Leland (Le) Zollinger

His full name is Leland Hale Zollinger, and he was born on the 26th of February 1929 in Loveland, Larimer County, Colorado. He was the fifth of eight children born to Genoa Samuel Zollinger and Ellen Bernice Howe. Leland has now been retired for quite a while, but he spent his career as an educator with a focus on statistical research, and he holds a doctorate in statistical techniques. He now lives in the mountains near Asheville in North Carolina, where he has a large house surrounded by the orchards which he had planted over the years in backbreaking work, the tending of which takes up much of his time. During the many frosts, hurricanes and snowstorms, the orchard also causes Leland many sleepless nights.

An interest in Zollinger genealogy was sparked one day while a young Leland was in the U.S. military service. He was shown his bunk at an air force base to which he had just been transferred to, and when he turned to the person occupying a bunk next to him, he said, "Hi, my name is Zollinger!", to which that person replied, "So is mine." That encounter developed into a livelong friendship with Arlin Zollinger from Goshen, Elkhart County, Indiana. It was also the beginning of an lifetime of devotion to the quest of discovering the roots and branches of the Zollinger family, which Leland started by trying to establish how he and Arlin might be related. After almost 50 years Leland has carried together over 12,000 entries in his computer database, and he has by now to a large extent documented all the large Zollinger branches in Switzerland, Germany and the USA. He has written thousands of letters (with less than 10% answered), and made hundreds of phone calls. He also visited numerous Zollingers in their own homes all across the USA, and has taken their pictures to preserve a record of those old-timers, most of whom are now by gone. He has also attended a number of Zollinger family reunions, has visited Switzerland more than once, and has in the process accumulated thousands of documents on Zollingers everywhere.

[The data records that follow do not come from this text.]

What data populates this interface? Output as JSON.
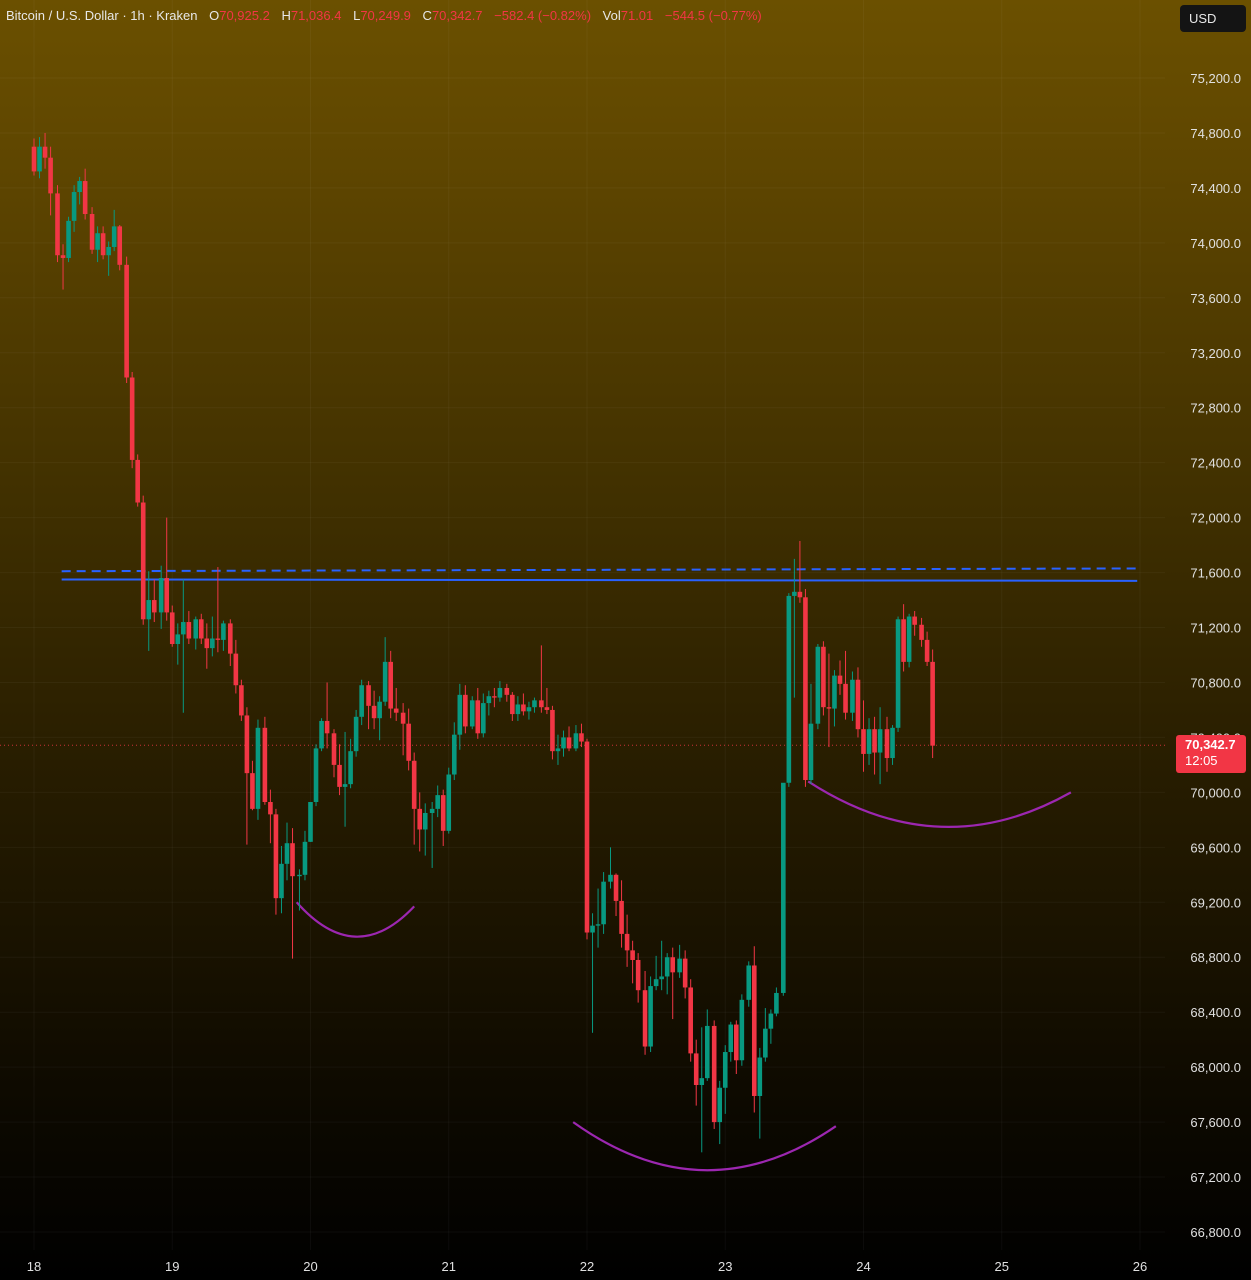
{
  "header": {
    "symbol": "Bitcoin / U.S. Dollar · 1h · Kraken",
    "open_label": "O",
    "open": "70,925.2",
    "high_label": "H",
    "high": "71,036.4",
    "low_label": "L",
    "low": "70,249.9",
    "close_label": "C",
    "close": "70,342.7",
    "change": "−582.4 (−0.82%)",
    "vol_label": "Vol",
    "vol": "71.01",
    "vol_change": "−544.5 (−0.77%)"
  },
  "currency_button": "USD",
  "last_price": {
    "value": "70,342.7",
    "countdown": "12:05"
  },
  "colors": {
    "up": "#089981",
    "down": "#f23645",
    "resistance": "#2962ff",
    "arcs": "#9c27b0"
  },
  "chart_data": {
    "type": "candlestick",
    "title": "Bitcoin / U.S. Dollar · 1h · Kraken",
    "ylim": [
      66800,
      75200
    ],
    "y_ticks": [
      "75,200.0",
      "74,800.0",
      "74,400.0",
      "74,000.0",
      "73,600.0",
      "73,200.0",
      "72,800.0",
      "72,400.0",
      "72,000.0",
      "71,600.0",
      "71,200.0",
      "70,800.0",
      "70,400.0",
      "70,000.0",
      "69,600.0",
      "69,200.0",
      "68,800.0",
      "68,400.0",
      "68,000.0",
      "67,600.0",
      "67,200.0",
      "66,800.0"
    ],
    "x_ticks": [
      "18",
      "19",
      "20",
      "21",
      "22",
      "23",
      "24",
      "25",
      "26"
    ],
    "last_price": 70342.7,
    "resistance_lines": [
      {
        "style": "solid",
        "price_start": 71550,
        "price_end": 71540
      },
      {
        "style": "dashed",
        "price_start": 71610,
        "price_end": 71630
      }
    ],
    "rounded_bottoms": [
      {
        "start_day": 19.9,
        "start_price": 69200,
        "low_price": 68950,
        "end_day": 20.75,
        "end_price": 69170
      },
      {
        "start_day": 21.9,
        "start_price": 67600,
        "low_price": 67250,
        "end_day": 23.8,
        "end_price": 67570
      },
      {
        "start_day": 23.6,
        "start_price": 70080,
        "low_price": 69750,
        "end_day": 25.5,
        "end_price": 70000
      }
    ],
    "candles": [
      [
        18.0,
        74700,
        74760,
        74490,
        74520
      ],
      [
        18.04,
        74520,
        74770,
        74470,
        74700
      ],
      [
        18.08,
        74700,
        74800,
        74540,
        74620
      ],
      [
        18.12,
        74620,
        74700,
        74200,
        74360
      ],
      [
        18.17,
        74360,
        74420,
        73860,
        73910
      ],
      [
        18.21,
        73910,
        73990,
        73660,
        73890
      ],
      [
        18.25,
        73890,
        74190,
        73860,
        74160
      ],
      [
        18.29,
        74160,
        74420,
        74080,
        74370
      ],
      [
        18.33,
        74370,
        74480,
        74280,
        74450
      ],
      [
        18.37,
        74450,
        74540,
        74170,
        74210
      ],
      [
        18.42,
        74210,
        74260,
        73920,
        73950
      ],
      [
        18.46,
        73950,
        74120,
        73860,
        74070
      ],
      [
        18.5,
        74070,
        74120,
        73880,
        73910
      ],
      [
        18.54,
        73910,
        74010,
        73760,
        73970
      ],
      [
        18.58,
        73970,
        74240,
        73940,
        74120
      ],
      [
        18.62,
        74120,
        74130,
        73800,
        73840
      ],
      [
        18.67,
        73840,
        73900,
        72980,
        73020
      ],
      [
        18.71,
        73020,
        73060,
        72360,
        72420
      ],
      [
        18.75,
        72420,
        72460,
        72080,
        72110
      ],
      [
        18.79,
        72110,
        72160,
        71220,
        71260
      ],
      [
        18.83,
        71260,
        71610,
        71030,
        71400
      ],
      [
        18.87,
        71400,
        71550,
        71240,
        71310
      ],
      [
        18.92,
        71310,
        71650,
        71190,
        71560
      ],
      [
        18.96,
        71560,
        72000,
        71250,
        71310
      ],
      [
        19.0,
        71310,
        71360,
        71060,
        71080
      ],
      [
        19.04,
        71080,
        71230,
        70930,
        71150
      ],
      [
        19.08,
        71150,
        71550,
        70580,
        71240
      ],
      [
        19.12,
        71240,
        71320,
        71080,
        71120
      ],
      [
        19.17,
        71120,
        71280,
        71040,
        71260
      ],
      [
        19.21,
        71260,
        71300,
        71080,
        71120
      ],
      [
        19.25,
        71120,
        71230,
        70900,
        71050
      ],
      [
        19.29,
        71050,
        71280,
        70990,
        71120
      ],
      [
        19.33,
        71120,
        71640,
        71020,
        71110
      ],
      [
        19.37,
        71110,
        71250,
        71030,
        71230
      ],
      [
        19.42,
        71230,
        71260,
        70920,
        71010
      ],
      [
        19.46,
        71010,
        71110,
        70720,
        70780
      ],
      [
        19.5,
        70780,
        70820,
        70520,
        70560
      ],
      [
        19.54,
        70560,
        70620,
        69620,
        70140
      ],
      [
        19.58,
        70140,
        70230,
        69870,
        69880
      ],
      [
        19.62,
        69880,
        70530,
        69800,
        70470
      ],
      [
        19.67,
        70470,
        70550,
        69910,
        69930
      ],
      [
        19.71,
        69930,
        70020,
        69630,
        69840
      ],
      [
        19.75,
        69840,
        69880,
        69110,
        69230
      ],
      [
        19.79,
        69230,
        69610,
        69120,
        69480
      ],
      [
        19.83,
        69480,
        69780,
        69360,
        69630
      ],
      [
        19.87,
        69630,
        69740,
        68790,
        69390
      ],
      [
        19.92,
        69390,
        69440,
        69140,
        69400
      ],
      [
        19.96,
        69400,
        69720,
        69360,
        69640
      ],
      [
        20.0,
        69640,
        69930,
        69640,
        69930
      ],
      [
        20.04,
        69930,
        70350,
        69900,
        70320
      ],
      [
        20.08,
        70320,
        70540,
        70300,
        70520
      ],
      [
        20.12,
        70520,
        70800,
        70320,
        70430
      ],
      [
        20.17,
        70430,
        70460,
        70110,
        70200
      ],
      [
        20.21,
        70200,
        70350,
        69980,
        70040
      ],
      [
        20.25,
        70040,
        70440,
        69750,
        70060
      ],
      [
        20.29,
        70060,
        70390,
        70030,
        70300
      ],
      [
        20.33,
        70300,
        70600,
        70260,
        70550
      ],
      [
        20.37,
        70550,
        70820,
        70490,
        70780
      ],
      [
        20.42,
        70780,
        70810,
        70460,
        70630
      ],
      [
        20.46,
        70630,
        70740,
        70460,
        70540
      ],
      [
        20.5,
        70540,
        70700,
        70380,
        70660
      ],
      [
        20.54,
        70660,
        71130,
        70630,
        70950
      ],
      [
        20.58,
        70950,
        71030,
        70540,
        70610
      ],
      [
        20.62,
        70610,
        70760,
        70520,
        70580
      ],
      [
        20.67,
        70580,
        70650,
        70270,
        70500
      ],
      [
        20.71,
        70500,
        70610,
        70160,
        70230
      ],
      [
        20.75,
        70230,
        70290,
        69620,
        69880
      ],
      [
        20.79,
        69880,
        70000,
        69570,
        69730
      ],
      [
        20.83,
        69730,
        69920,
        69540,
        69850
      ],
      [
        20.88,
        69850,
        69930,
        69450,
        69880
      ],
      [
        20.92,
        69880,
        70050,
        69820,
        69980
      ],
      [
        20.96,
        69980,
        70020,
        69610,
        69720
      ],
      [
        21.0,
        69720,
        70180,
        69700,
        70130
      ],
      [
        21.04,
        70130,
        70510,
        70090,
        70420
      ],
      [
        21.08,
        70420,
        70790,
        70310,
        70710
      ],
      [
        21.12,
        70710,
        70780,
        70430,
        70480
      ],
      [
        21.17,
        70480,
        70700,
        70460,
        70670
      ],
      [
        21.21,
        70670,
        70760,
        70390,
        70430
      ],
      [
        21.25,
        70430,
        70720,
        70400,
        70650
      ],
      [
        21.29,
        70650,
        70740,
        70560,
        70700
      ],
      [
        21.33,
        70700,
        70760,
        70620,
        70690
      ],
      [
        21.37,
        70690,
        70810,
        70660,
        70760
      ],
      [
        21.42,
        70760,
        70790,
        70660,
        70710
      ],
      [
        21.46,
        70710,
        70730,
        70520,
        70570
      ],
      [
        21.5,
        70570,
        70700,
        70520,
        70640
      ],
      [
        21.54,
        70640,
        70720,
        70560,
        70590
      ],
      [
        21.58,
        70590,
        70660,
        70530,
        70620
      ],
      [
        21.62,
        70620,
        70690,
        70580,
        70670
      ],
      [
        21.67,
        70670,
        71070,
        70580,
        70620
      ],
      [
        21.71,
        70620,
        70760,
        70570,
        70600
      ],
      [
        21.75,
        70600,
        70630,
        70240,
        70300
      ],
      [
        21.79,
        70300,
        70420,
        70200,
        70320
      ],
      [
        21.83,
        70320,
        70450,
        70260,
        70400
      ],
      [
        21.87,
        70400,
        70480,
        70300,
        70320
      ],
      [
        21.92,
        70320,
        70490,
        70300,
        70430
      ],
      [
        21.96,
        70430,
        70500,
        70330,
        70370
      ],
      [
        22.0,
        70370,
        70390,
        68930,
        68980
      ],
      [
        22.04,
        68980,
        69120,
        68250,
        69030
      ],
      [
        22.08,
        69030,
        69300,
        68870,
        69040
      ],
      [
        22.12,
        69040,
        69420,
        68970,
        69350
      ],
      [
        22.17,
        69350,
        69600,
        69300,
        69400
      ],
      [
        22.21,
        69400,
        69410,
        69100,
        69210
      ],
      [
        22.25,
        69210,
        69360,
        68870,
        68970
      ],
      [
        22.29,
        68970,
        69110,
        68730,
        68850
      ],
      [
        22.33,
        68850,
        68920,
        68610,
        68780
      ],
      [
        22.37,
        68780,
        68830,
        68470,
        68560
      ],
      [
        22.42,
        68560,
        68700,
        68090,
        68150
      ],
      [
        22.46,
        68150,
        68660,
        68110,
        68590
      ],
      [
        22.5,
        68590,
        68810,
        68560,
        68640
      ],
      [
        22.54,
        68640,
        68920,
        68560,
        68660
      ],
      [
        22.58,
        68660,
        68830,
        68530,
        68800
      ],
      [
        22.62,
        68800,
        68870,
        68350,
        68690
      ],
      [
        22.67,
        68690,
        68890,
        68650,
        68790
      ],
      [
        22.71,
        68790,
        68850,
        68500,
        68580
      ],
      [
        22.75,
        68580,
        68640,
        68040,
        68100
      ],
      [
        22.79,
        68100,
        68200,
        67720,
        67870
      ],
      [
        22.83,
        67870,
        68290,
        67380,
        67920
      ],
      [
        22.87,
        67920,
        68420,
        67900,
        68300
      ],
      [
        22.92,
        68300,
        68340,
        67550,
        67600
      ],
      [
        22.96,
        67600,
        67900,
        67440,
        67850
      ],
      [
        23.0,
        67850,
        68160,
        67660,
        68110
      ],
      [
        23.04,
        68110,
        68330,
        68040,
        68310
      ],
      [
        23.08,
        68310,
        68340,
        67950,
        68050
      ],
      [
        23.12,
        68050,
        68530,
        68010,
        68490
      ],
      [
        23.17,
        68490,
        68770,
        68440,
        68740
      ],
      [
        23.21,
        68740,
        68880,
        67670,
        67790
      ],
      [
        23.25,
        67790,
        68140,
        67480,
        68070
      ],
      [
        23.29,
        68070,
        68430,
        68040,
        68280
      ],
      [
        23.33,
        68280,
        68420,
        68170,
        68390
      ],
      [
        23.37,
        68390,
        68580,
        68370,
        68540
      ],
      [
        23.42,
        68540,
        70040,
        68520,
        70070
      ],
      [
        23.46,
        70070,
        71450,
        70040,
        71430
      ],
      [
        23.5,
        71430,
        71700,
        70690,
        71460
      ],
      [
        23.54,
        71460,
        71830,
        71380,
        71420
      ],
      [
        23.58,
        71420,
        71480,
        70040,
        70090
      ],
      [
        23.62,
        70090,
        70790,
        70060,
        70500
      ],
      [
        23.67,
        70500,
        71080,
        70460,
        71060
      ],
      [
        23.71,
        71060,
        71100,
        70560,
        70620
      ],
      [
        23.75,
        70620,
        71010,
        70330,
        70610
      ],
      [
        23.79,
        70610,
        70890,
        70480,
        70850
      ],
      [
        23.83,
        70850,
        70960,
        70710,
        70790
      ],
      [
        23.87,
        70790,
        71030,
        70530,
        70580
      ],
      [
        23.92,
        70580,
        70880,
        70520,
        70820
      ],
      [
        23.96,
        70820,
        70910,
        70400,
        70460
      ],
      [
        24.0,
        70460,
        70670,
        70150,
        70280
      ],
      [
        24.04,
        70280,
        70540,
        70200,
        70460
      ],
      [
        24.08,
        70460,
        70550,
        70130,
        70290
      ],
      [
        24.12,
        70290,
        70620,
        70060,
        70460
      ],
      [
        24.17,
        70460,
        70550,
        70150,
        70250
      ],
      [
        24.21,
        70250,
        70490,
        70200,
        70470
      ],
      [
        24.25,
        70470,
        71280,
        70440,
        71260
      ],
      [
        24.29,
        71260,
        71370,
        70880,
        70950
      ],
      [
        24.33,
        70950,
        71300,
        70910,
        71280
      ],
      [
        24.37,
        71280,
        71320,
        71140,
        71220
      ],
      [
        24.42,
        71220,
        71270,
        71060,
        71110
      ],
      [
        24.46,
        71110,
        71170,
        70920,
        70950
      ],
      [
        24.5,
        70950,
        71040,
        70250,
        70340
      ]
    ]
  }
}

During his 41 year educational career he did not have the time to compile and analyze all the data that he had collected, but once he was retired he was able to work on genealogy more energetically. Many loose ends still need to be tied together, and much new information needs to be collected by contacting hundreds more families. Leland has not been able to keep up with the great advances of technology, and especially effort-saving advent of E-Mail. His old Macintosh computer is still going strong, but it has less hard disk space than a CD ROM, and so he appreciates that a new generation of genealogists is now able to help him in his task, being assisted by modern communications and data storage systems.

In spite of all this lifelong devotion to Zollinger Family History, Leland has never been able to complete his two initial tasks: to link his own family back to Switzerland, and to find the connection to the person who started all this: Arlin Zollinger. His own family traces back to the earliest immigrants to Pennsylvania, but most of these were from persecuted religious minority groups in Europe, who suffered prolonged persecution. Leland's forebearers too were most likely driven from Switzerland, and for two generations they made their home in the German Rhineland. And because these groups were refugees there, only minimal records of them exist, and that two generation link between Pennsylvania and the Zürich Highlands remains missing. As for Arlin, he does trace his own line back to Switzerland too, but it turned out that he is from a totally different branch of the family.